Paranoid Parkway

Seizing on a moment of spring-like weather, I biked Minnehaha Parkway down to Chicago Avenue Wednesday night. Paranoid Park was playing at the Parkway Theater, a lovably disheveled teen-run operation that fit the movie’s ambiance perfectly. Before I get to the movie, a little on the theater experience: The film was loaded backwards at first, a mistake that took ten minutes to correct, though they kept us in pitch darkness while we waited (blinded moviegoers had to be talked into their seats). Once it came on (and I am truly amazed by this), the movie played for nearly ten minutes before anyone realized that we weren’t hearing the soundtrack but rather the playlist from Pepito’s Restuarant next door. My only excuse is that those ten minutes depict a lot of skateboarding and a solitary walk on the beach—no apparent dialogue—and the music fit it all well enough. Oh, and they serve beer there now.

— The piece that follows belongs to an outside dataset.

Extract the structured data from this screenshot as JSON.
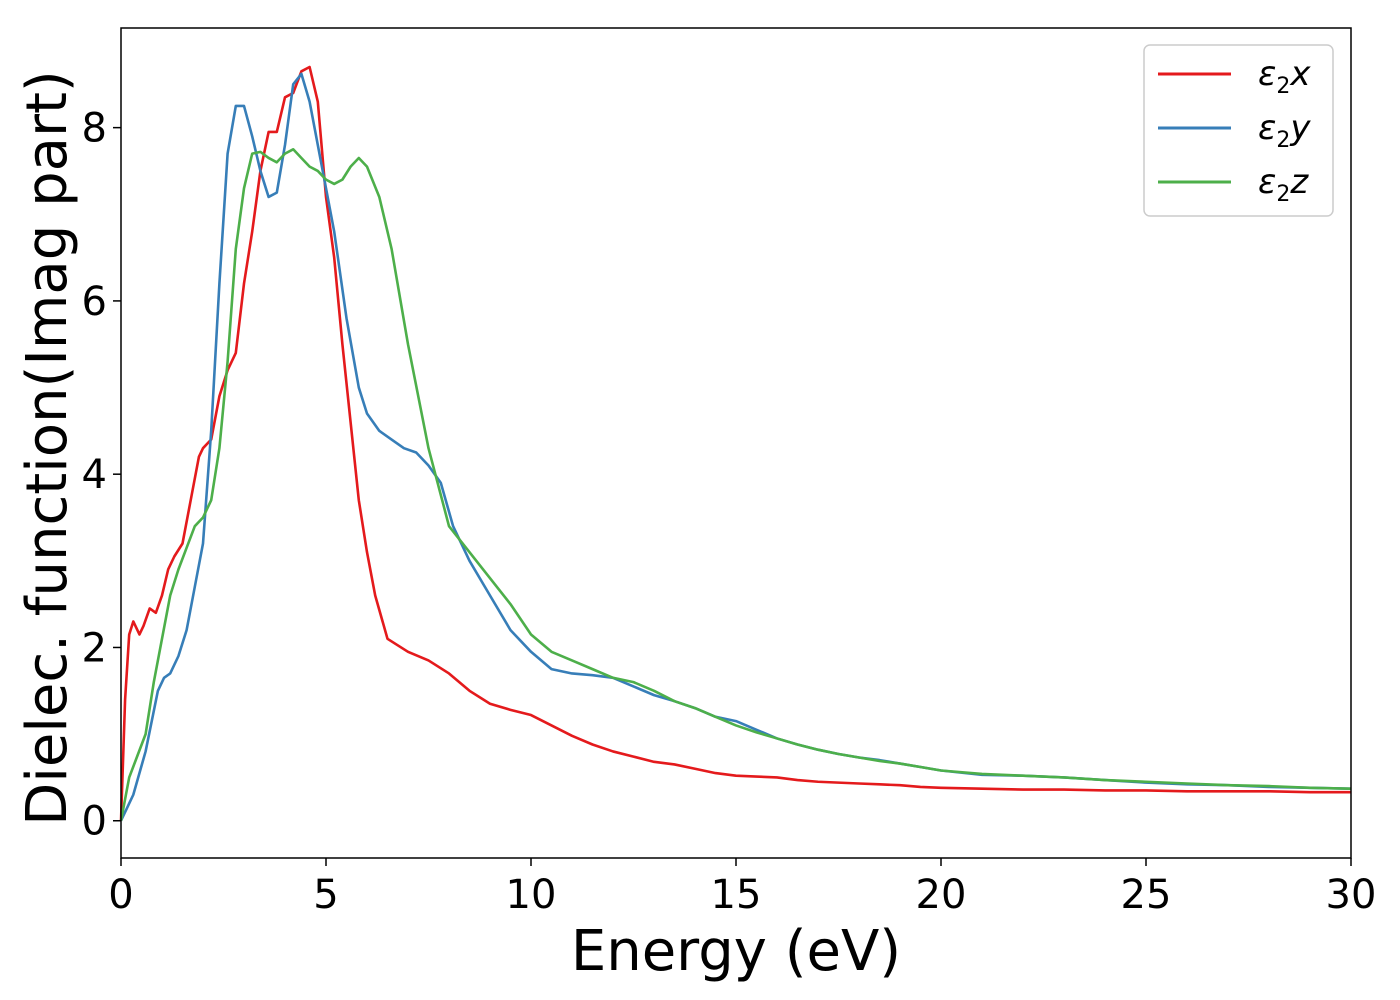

Paranoid Park is Gus Van Sant’s third film in what feels like a series on the psychology of the alienated and misunderstood, and I found it much more affecting than Last Days or Elephant. It’s about a city kid in Portland who, on his second visit to an alluringly dangerous under-the-freeway skatepark, becomes party to an awful event.

It reminded me of how irresistible forbidden people and places are when you’re young and how fortunate most of us are to never have to pay for the risks we take. At some moments, it had the “this could happen to you” feeling of an after-school special. But the only moral Van Sant left me with is that there’s no benefit to doing the right thing, if there even is a right thing.